Decision to withdraw anticoagulation is easier after ablation of paroxysmal AF limited to PVs, let alone in otherwise healthy patient with small left atrium. One of the forthcoming issues is; however, how to deal with patients, who successfully undergo complex ablation for persistent AF. Current guidelines favor lifelong anticoagulation.4 Extensive ablation including additional linear or cluster ablation naturally arouses misgivings about the residual left atrial transport function and heads us to disinclination to warfarin cessation.4 But let us take the liberty of introducing an example of a patient 55 years old, who experienced minor stroke 2 year before ablation, when his longstanding persistent AF was first diagnosed. His AF was terminated via 2 different atrial tachycardias into SR by ablation, rendered noninducible, and SR has now been maintained for years.
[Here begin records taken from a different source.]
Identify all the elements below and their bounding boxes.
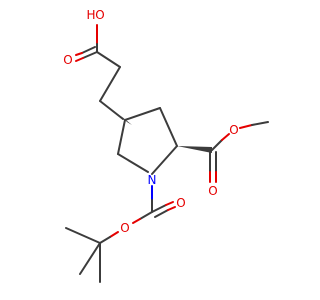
atom-label-ester-carbonyl-o: O bbox=[208, 184, 217, 198]
bond-tbutyl-to-methyl-right bbox=[79, 242, 101, 275]
atom-label-acid-carbonyl-o: O bbox=[63, 53, 72, 67]
bond-acid-carbonyl-b-red bbox=[75, 52, 83, 56]
atom-label-ester-link-o: O bbox=[229, 123, 238, 137]
atom-label-boc-carbonyl-o: O bbox=[176, 196, 185, 210]
bond-boc-carbonyl-b-red bbox=[167, 206, 176, 211]
bond-boc-c-to-o-link bbox=[139, 211, 153, 220]
bond-o-link-to-tbutyl bbox=[99, 236, 111, 244]
bond-acid-carbonyl-a-red bbox=[75, 57, 84, 62]
molecule-structure: H O O O O N O O bbox=[63, 8, 269, 283]
atom-labels: H O O O O N O O bbox=[63, 8, 238, 235]
bond-boc-carbonyl-a bbox=[151, 204, 167, 213]
bond-acid-to-ch2-a bbox=[96, 51, 121, 68]
atom-label-boc-link-o: O bbox=[120, 221, 129, 235]
bond-tbutyl-to-methyl-left bbox=[65, 227, 101, 244]
atom-label-hydroxyl-h: H bbox=[86, 8, 95, 22]
bond-ester-c-to-o-link-red bbox=[221, 133, 230, 141]
bond-boc-carbonyl-b bbox=[154, 209, 169, 218]
bond-boc-c-to-o-link-red bbox=[132, 218, 141, 224]
bond-acid-carbonyl-b bbox=[81, 46, 96, 54]
bond-ring-c3-to-c2 bbox=[159, 107, 178, 147]
bonds bbox=[65, 24, 269, 283]
bond-ring-c5-to-n bbox=[117, 153, 149, 173]
bond-ring-c2-to-n bbox=[151, 145, 178, 175]
bond-ch2-b-to-ring bbox=[99, 100, 124, 120]
bond-ch2-a-to-ch2-b bbox=[99, 66, 121, 102]
bond-o-link-to-methyl-red bbox=[239, 124, 253, 129]
bond-ester-c-to-o-link bbox=[211, 139, 223, 151]
bond-boc-carbonyl-a-red bbox=[165, 201, 174, 206]
bond-ring-c4-to-c5 bbox=[117, 119, 126, 155]
atom-label-hydroxyl-o: O bbox=[95, 8, 104, 22]
bond-acid-carbonyl-a bbox=[82, 51, 98, 59]
atom-label-ring-n: N bbox=[148, 173, 157, 187]
wedge-ring-c2-to-ester bbox=[177, 146, 212, 153]
bond-ring-c4-to-c3 bbox=[124, 107, 161, 121]
bond-o-link-to-tbutyl-red bbox=[109, 231, 119, 238]
bond-o-link-to-methyl bbox=[251, 121, 269, 126]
His baseline left ventricular ejection fraction of 35% improved to normal, and, more importantly, his preablation peak (maximum possible) left atrial appendage outflow velocity of 25 cm/s increased to 65 cm/s during SR. In addition, appendage is activated early, with a long interval to QRS complex, thus ensuring timely emptying before the mitral valve closure. The patient is now healthy and off all drugs. Should we have kept him on anticoagulation lifelong? From the limited data we know, left atrial function can be preserved after extensive catheter ablation.10 Appendage, the risky structure for thromboembolism under the mechanical dysfunction during AF, may revert to normal function under SR. Appendage is likely to determine majority of the whole left atrial transport function, and its mechanical recovery may impact on thromboembolism as well as hemodynamics. Its activation timing and emptying function can be respected even by more extensive ablation strategies (if scarce foci are not just located here). As measurable variables, appendage timing and outflow velocity may serve as additional clues for safer decisions in our efforts to let our patients to have the convenience of warfarin (or any other future anticoagulation) cessation.